February 2, Thursday

REPOST Today’s AMI QT Devotional, first posted on June 30, 2016, is provided by Ulysses Wang who pastors Renewal Church in Sunnyvale, California. Pastor Ulysses is a graduate of New York University (BA) and Westminster Theological Seminary (M.Div.).  

Devotional Thought for This Morning

“The Sufficiency of Christ’s Work”

Colossians 1:24

Now I rejoice in my sufferings for your sake, and in my flesh I am filling up what is lacking in Christ’s afflictions for the sake of his body, that is, the church….

Here we have a problematic verse.  We know that Christ was completely obedient to the will of the Father.  We also know that His suffering for us on the cross was wholly sufficient for our cleansing and justification.  The author of Hebrews wrote, “For by a single offering he has perfected for all time those who are being sanctified” (10:14).  So what then could be “lacking in Christ’s afflictions”?  Uncomfortable choice of words indeed.

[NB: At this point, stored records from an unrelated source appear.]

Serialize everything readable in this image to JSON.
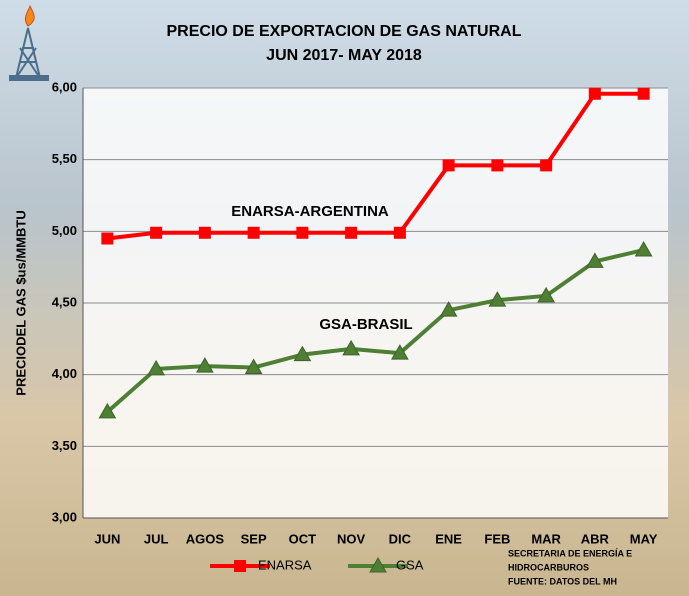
{
  "chart_data": {
    "type": "line",
    "title": "PRECIO DE EXPORTACION DE GAS NATURAL",
    "subtitle": "JUN 2017- MAY 2018",
    "y_label": "PRECIODEL GAS $us/MMBTU",
    "categories": [
      "JUN",
      "JUL",
      "AGOS",
      "SEP",
      "OCT",
      "NOV",
      "DIC",
      "ENE",
      "FEB",
      "MAR",
      "ABR",
      "MAY"
    ],
    "series": [
      {
        "name": "ENARSA",
        "color": "#ff0000",
        "marker": "square",
        "values": [
          4.95,
          4.99,
          4.99,
          4.99,
          4.99,
          4.99,
          4.99,
          5.46,
          5.46,
          5.46,
          5.96,
          5.96
        ]
      },
      {
        "name": "GSA",
        "color": "#4f7f34",
        "marker": "triangle",
        "values": [
          3.74,
          4.04,
          4.06,
          4.05,
          4.14,
          4.18,
          4.15,
          4.45,
          4.52,
          4.55,
          4.79,
          4.87
        ]
      }
    ],
    "ylim": [
      3,
      6
    ],
    "yticks": [
      {
        "value": 3,
        "label": "3,00"
      },
      {
        "value": 3.5,
        "label": "3,50"
      },
      {
        "value": 4,
        "label": "4,00"
      },
      {
        "value": 4.5,
        "label": "4,50"
      },
      {
        "value": 5,
        "label": "5,00"
      },
      {
        "value": 5.5,
        "label": "5,50"
      },
      {
        "value": 6,
        "label": "6,00"
      }
    ],
    "grid": true,
    "annotations": [
      "ENARSA-ARGENTINA",
      "GSA-BRASIL"
    ],
    "source": [
      "SECRETARIA DE ENERGÍA E",
      "HIDROCARBUROS",
      "FUENTE: DATOS DEL MH"
    ]
  }
}
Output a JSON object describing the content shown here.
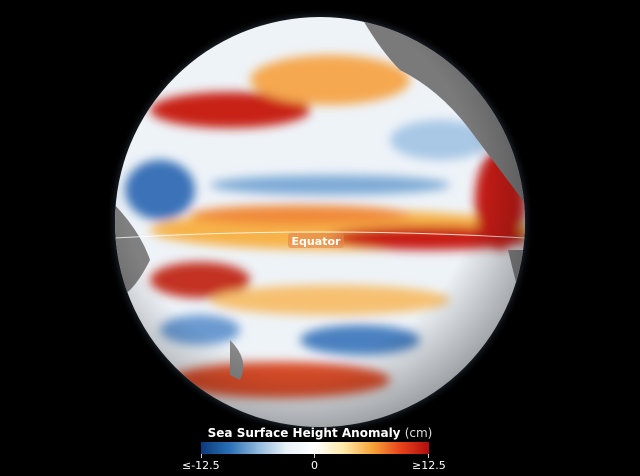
{
  "map": {
    "equator_label": "Equator",
    "projection": "orthographic globe centered on Pacific Ocean"
  },
  "legend": {
    "title": "Sea Surface Height Anomaly",
    "unit": "(cm)",
    "min_label": "≤-12.5",
    "mid_label": "0",
    "max_label": "≥12.5",
    "range": [
      -12.5,
      12.5
    ],
    "colors": {
      "low": "#0b3a7a",
      "mid": "#ffffff",
      "high": "#b00d0f"
    }
  }
}
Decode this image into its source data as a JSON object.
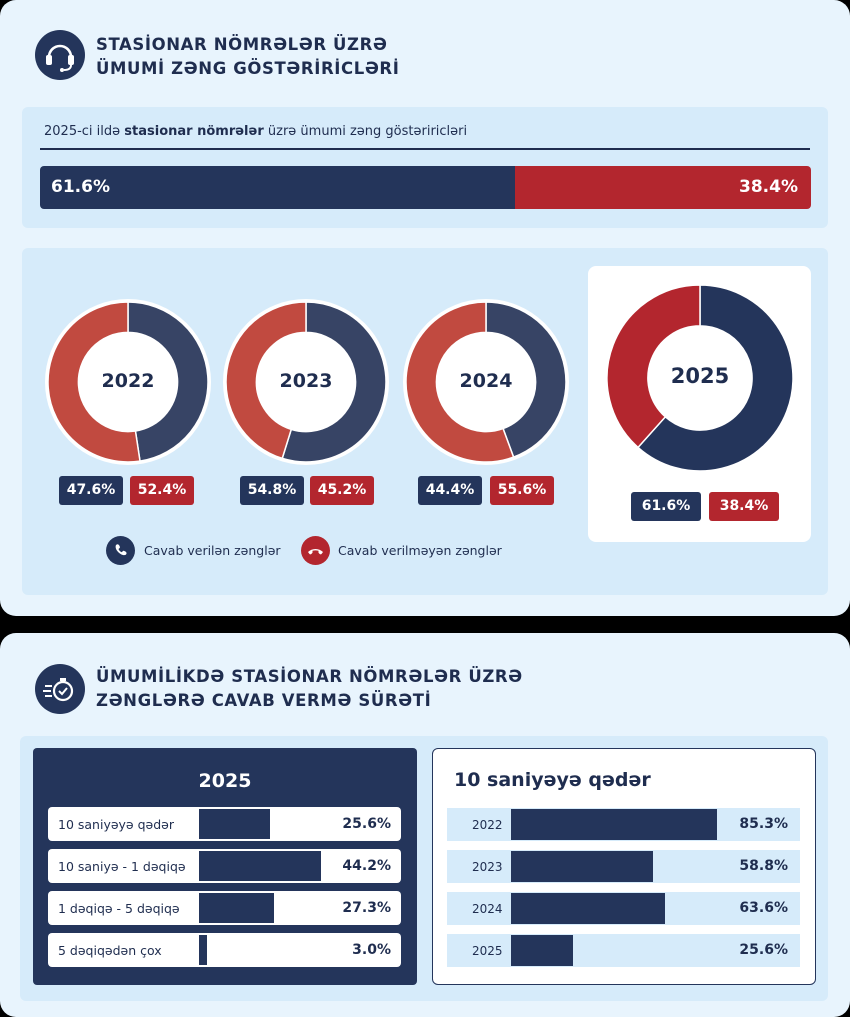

We need not question the sufficiency of Christ’s work; however, upon deeper examination we come to understand that it is not that Christ’s work was insufficient, but rather, that the experience of suffering was to be continued in His body – the Church.  N.T. Wright put it this way: “Just as the Messiah was to be known by the path of suffering he freely chose – and is recognized in his risen body by the mark of the nails… so his people are to be recognized by the sufferings they endure…”  Suffering, rather than always serving as an indication that something is wrong, can sometimes be an indication that things are very right.  In fact, the opposite can be true – the absence of suffering, normally our desired state of affairs, could very well mean that we’ve failed to “take up our cross.”

We don’t like this.  No one likes to suffer.  Now, I am not saying that we should go out looking for suffering, but unless we understand this biblical paradigm, we will surely do all we can to avoid it—even if it may be the road we must take to accomplish the will of God.  To quote Wright again: “If all these ideas sound strange to modern ears, this may not be so much due to the distance between Paul and ourselves in time and culture as because the church has forgotten how to apply to itself the fact that it is the body of the crucified Messiah.”

Now again, this doesn’t mean we go about our day with martyrdom on the top of our to-do list (otherwise you might as well cross off numbers 2 and following).  It’s not your fault you don’t live in a country where it is illegal to believe in Jesus.  However, Paul’s teaching still applies.  To quote Wright one last time: “Finally, we would be wrong to think of suffering only in terms of the direct outward persecution that professing Christians sometimes undergo because of their faith.  The church must, it is true, always be ready for such persecution… But all Christians will suffer for their faith in one way or another: if not outwardly, then inwardly, through the long, slow battle with temptation or sickness, the agonizing anxieties of Christians responsibilities for a family or church…, the constant doubts and uncertainties which accompany the obedience of faith, and ‘the thousand natural shocks that flesh is heir to’, taken up as they are within the call to follow Christ.”

Prayer: God, help me to internalize this truth, that suffering – taking up my cross and following after You – is a necessary part of the Christian life.  Help me to rejoice when I suffer for doing good, for great is my reward in heaven.  Give me courage to persevere in the face of persecution and endurance to hold on in the midst of suffering.  Amen.

Bible Reading for Today: Nehemiah 9


Lunch Break Study

Read John 15:18-21: If the world hates you, know that it has hated me before it hated you. If you were of the world, the world would love you as its own; but because you are not of the world, but I chose you out of the world, therefore the world hates you. Remember the word that I said to you: ‘A servant is not greater than his master.’ If they persecuted me, they will also persecute you. If they kept my word, they will also keep yours. But all these things they will do to you on account of my name, because they do not know him who sent me.

Questions to Consider

1. What does it mean that “the world hates you”?  How should Jesus’ statement help to inform our worldview?

2. Are there any areas of your life where you’ve been avoiding suffering, possibly too much so?

Notes

1. When we live with kingdom values, we will inevitably clash with the values of this world, which is controlled and shaped by “the prince of the power of the air” (Ephesians 2:2).

2. Maybe we avoid sharing the gospel because we fear rejection, drawing an ethical line in the sand because we are afraid of upsetting our bosses, or miss out on the will of God because we idolize creature comforts for ourselves or our families.


Evening Reflection

“I have accepted this proposal. Christians are meant to have the same vocation as their King, that of cross-bearers. It is this conscience of a high calling and of partnership with Jesus which brings gladness in tribulations, which makes Christians enter prisons for their faith with the joy of a bridegroom entering the bridal room.” – Richard Wurmbrand, who spent 14 years in prison as a Romanian pastor.